By Sander Biehn | Apr 1, 2014

After watching a half dozen upsets in the men’s and women’s NCAA basketball tournament over the past couple of weeks, it is impossible to dismiss the power of having ‘nothing to lose.’  It is true that any team entering this tournament knows how to win big games, but why is it that teams that are outsized and with less talent routinely beat the Goliaths? The expectation that the biggest and best teams are going to win strangely  works to the advantage of the underdog who is expected to lose. But these surprising results are not really that surprising.  Smaller teams can play more aggressively. They can take more risks, try for more big plays to catapult them ahead.

Interestingly, this same principle applies to businesses. Last week a friend was telling me that I was being unfair  demanding that large businesses innovate the same way that start-up’s do. He explained that leadership in large business is being paid to avoid losing share while small businesses leaders are paid to acquire it. In other words, the expectation is that the large business will continue to slowly grow, while no one expects much of the small start-ups anyway.  We are constantly reminded that start-ups usually fail, so they are willing to try new tactics and ideas in a sink or swim fashion.

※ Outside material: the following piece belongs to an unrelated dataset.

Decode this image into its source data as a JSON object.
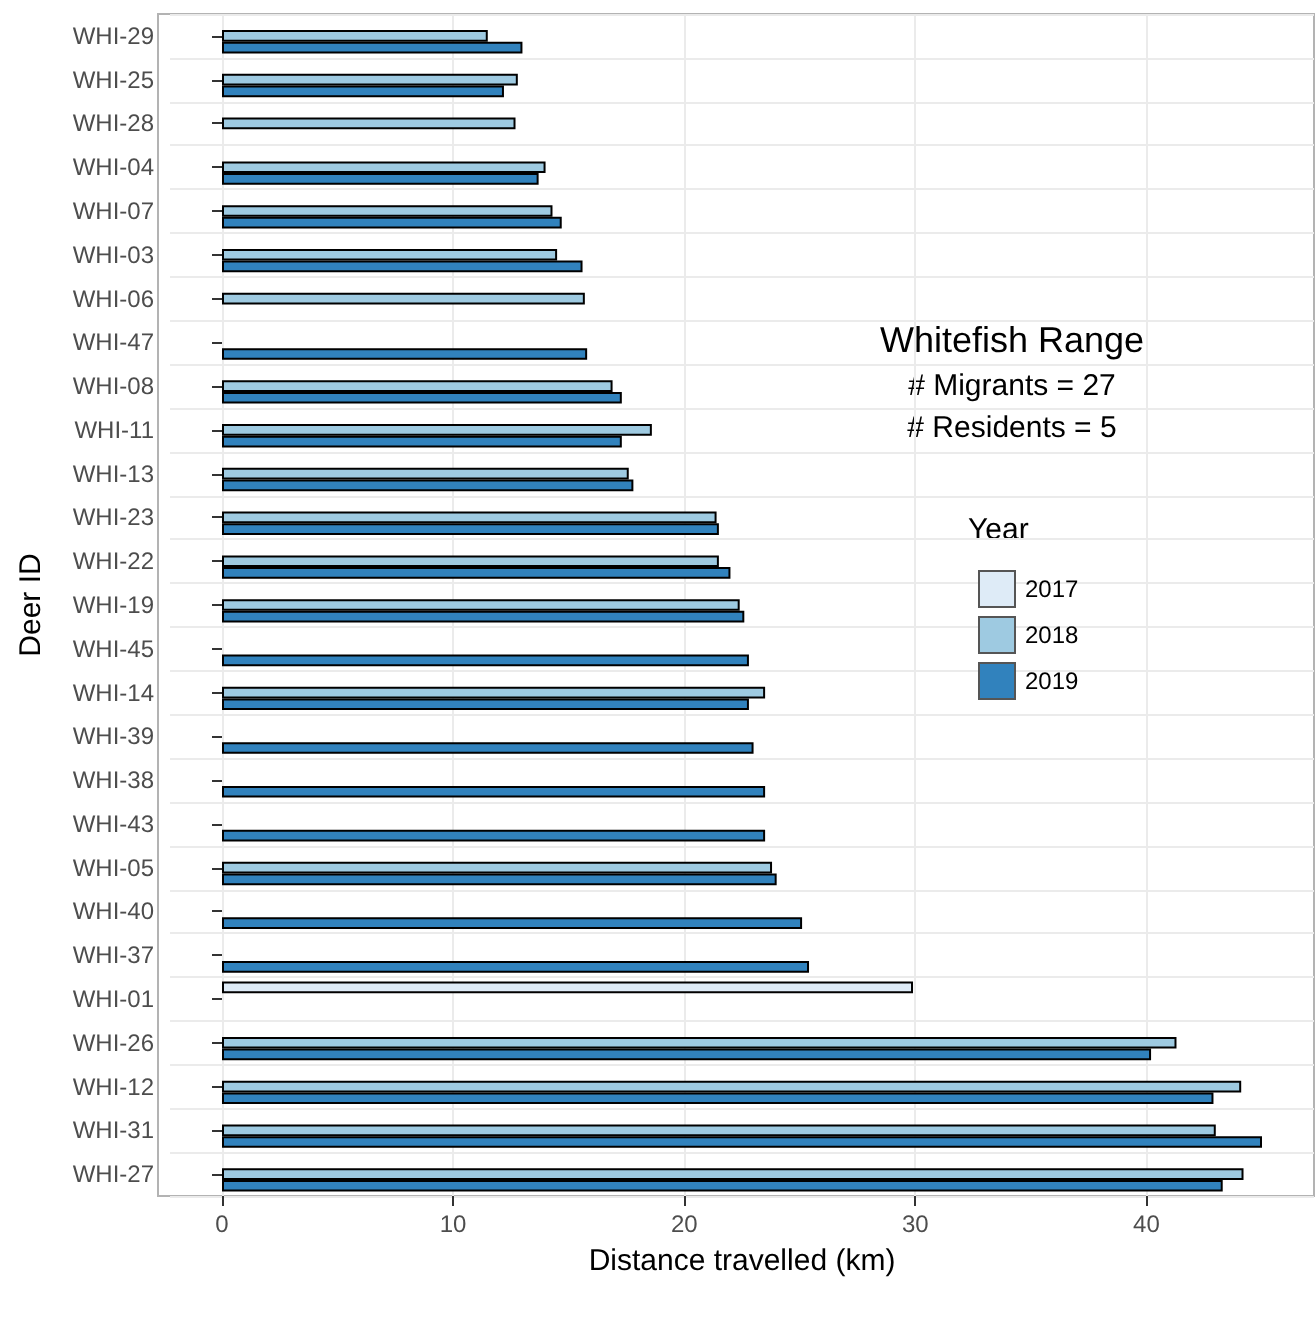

Just like the world of basketball, the analogy plays out.  Large businesses struggle to win the big new market battles. If everything goes exactly as planned, they prevail. If smaller competitors properly innovate, the big business can lose share anyway. I think this is why big businesses pay lip service to innovation. They want to cover that base even if the thrust of their activity is much more conservative in nature.  CEO pay also factors into the equation. CEO’s grow accustomed to a seven figure lifestyle and the easiest way to keep that lifestyle is to not make a mistake. It ensures that even if the business falters there will be another equally high-paying job around the corner.  Backsliding stock prices due to ‘business conditions’ cannot be blamed on a CEO, can they?

It is important to remember that life is an uncertain gamble. Business leaders are paid to mitigate risk, but they are also paid to create growth. Unfortunately, nothing grows without risk.  Regardless of what the spreadsheets and charts and graphs say, it is absolutely imperative to innovate and try new ideas at any business looking to grow. And the point of a business is to grow regardless of what dividend-mongering shareholders say. Looking for profitability year after year with zero risk is short-sighted.  Eventually, smaller competitors will find ways to change the game. This can be devastating for even the most mature business model.  Look at how Tesla is keeping one of the most established industries in America awake at night. Similar stories have already played out at Google and Apple’s assent to prominence.

Google and Apple desperately cling to innovation and keeping a ‘small company’ feel to their businesses. They understand that getting to the Final Four in their market is their reason for existence. Winning the entire  tournament is their quest. We may not be seeing any Cinderella stories in this year’s tournament, but look at the top seeds who were eliminated early on. Imagine how those top seeds feel? They were bigger and better, and they are on the sidelines until next year.  In the business world, shareholders may have to wait much longer than just until next season.  It is both a cautionary tale and a beacon of hope for any business looking for growth regardless of size or stature.

How is your business planning to win the tournament? Have you ever been beaten out of a market by a weaker competitor? How did it feel?